Em 2011, Bernardino Goularte foi assassinado a tiros, no mesmo ataque uma criança de 10 anos ficou baleada na cabeça. Em agosto de 2013, uma jovem indígena foi sequestrada, ameaçada e abusada sexualmente por três homens enquanto saía de casa para o trabalho. Além da violência sexual, o objetivo era obter informações à força e deixar um recado para lideranças indígenas e a Fundação Nacional do Índio (Funai).
Em março de 2015, Ananias Nunes Avá-Guarani, de 56 anos, foi linchado por não indígenas na cidade de Guaíra.

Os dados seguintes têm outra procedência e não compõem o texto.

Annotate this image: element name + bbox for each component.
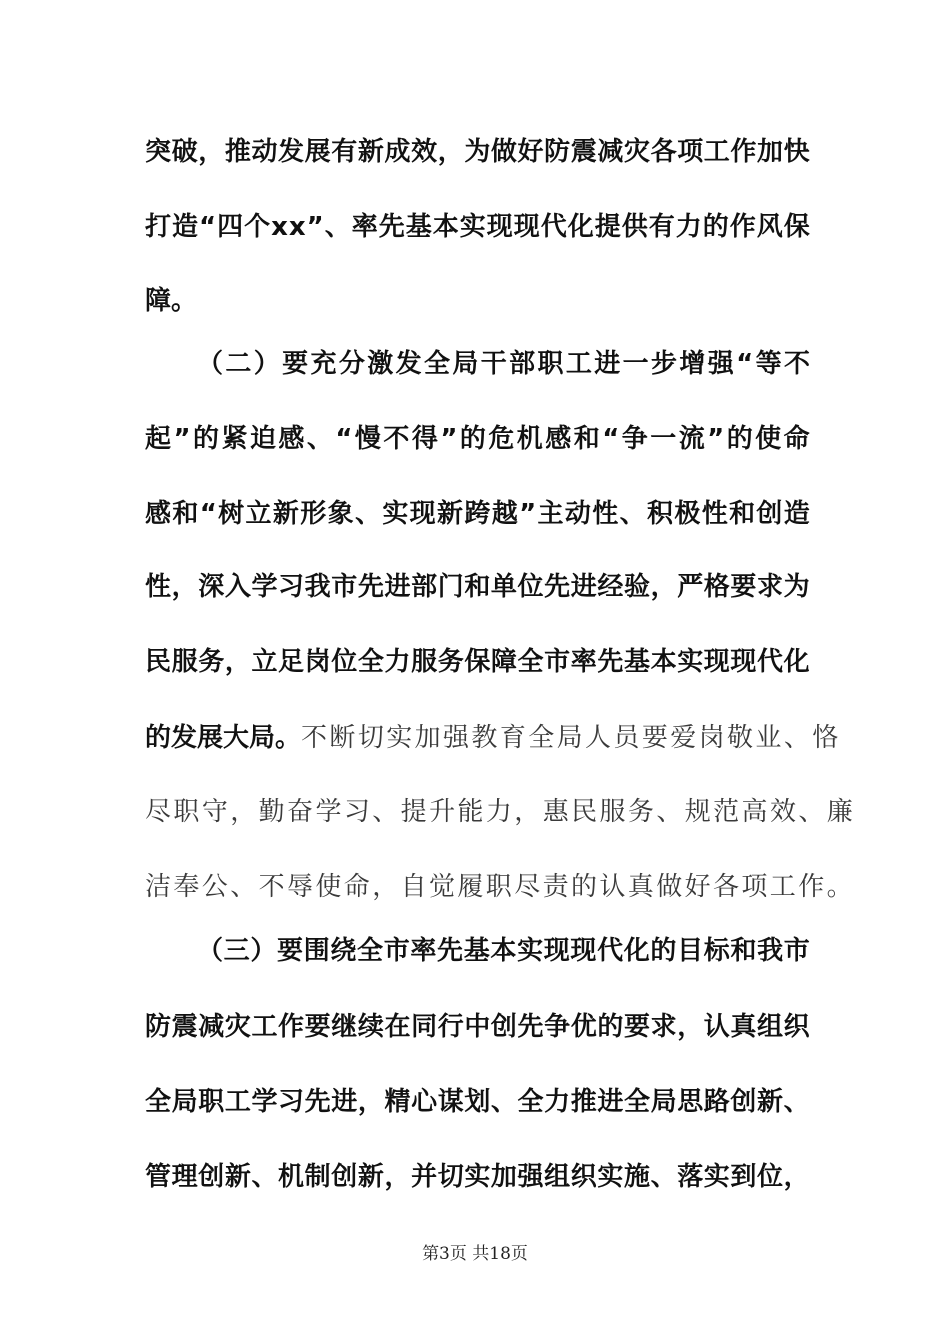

Em 2018, Donecildo Agoeiro ficou paraplégico após ser alvejado por arma de fogo, durante atentado à TI. Em novembro de 2019, Demilson Ovelar foi assassinado a pedradas, dois membros da Y’hovy foram ameaçados de morte e tiveram armas apontadas para o rosto por um fazendeiro da região.
“Tudo isso é mais uma ameaça vinda de não índios, porque nós não estamos desrespeitando ninguém. Tudo o que queremos é ser respeitados da mesma forma que respeitamos a essa sociedade chamada sociedade civilizada, mas infelizmente não somos respeitados, pelo contrário: somos oprimidos e temos os nossos direitos violados todos os dias”, denuncia o cacique Avá-Guarani.
O desrespeito e o racismo estão presentes nas escolas, nas agências de empregos. O que resta aos povos indígenas do oeste do Paraná é continuar resistindo e persistindo na luta pela terra, pela continuidade de sua existência e permanência em seu tekoha. “Mas a gente não sabe até quando vamos continuar resistindo, não sabemos até quando vamos continuar existindo”, finaliza o cacique Avá-Guarani.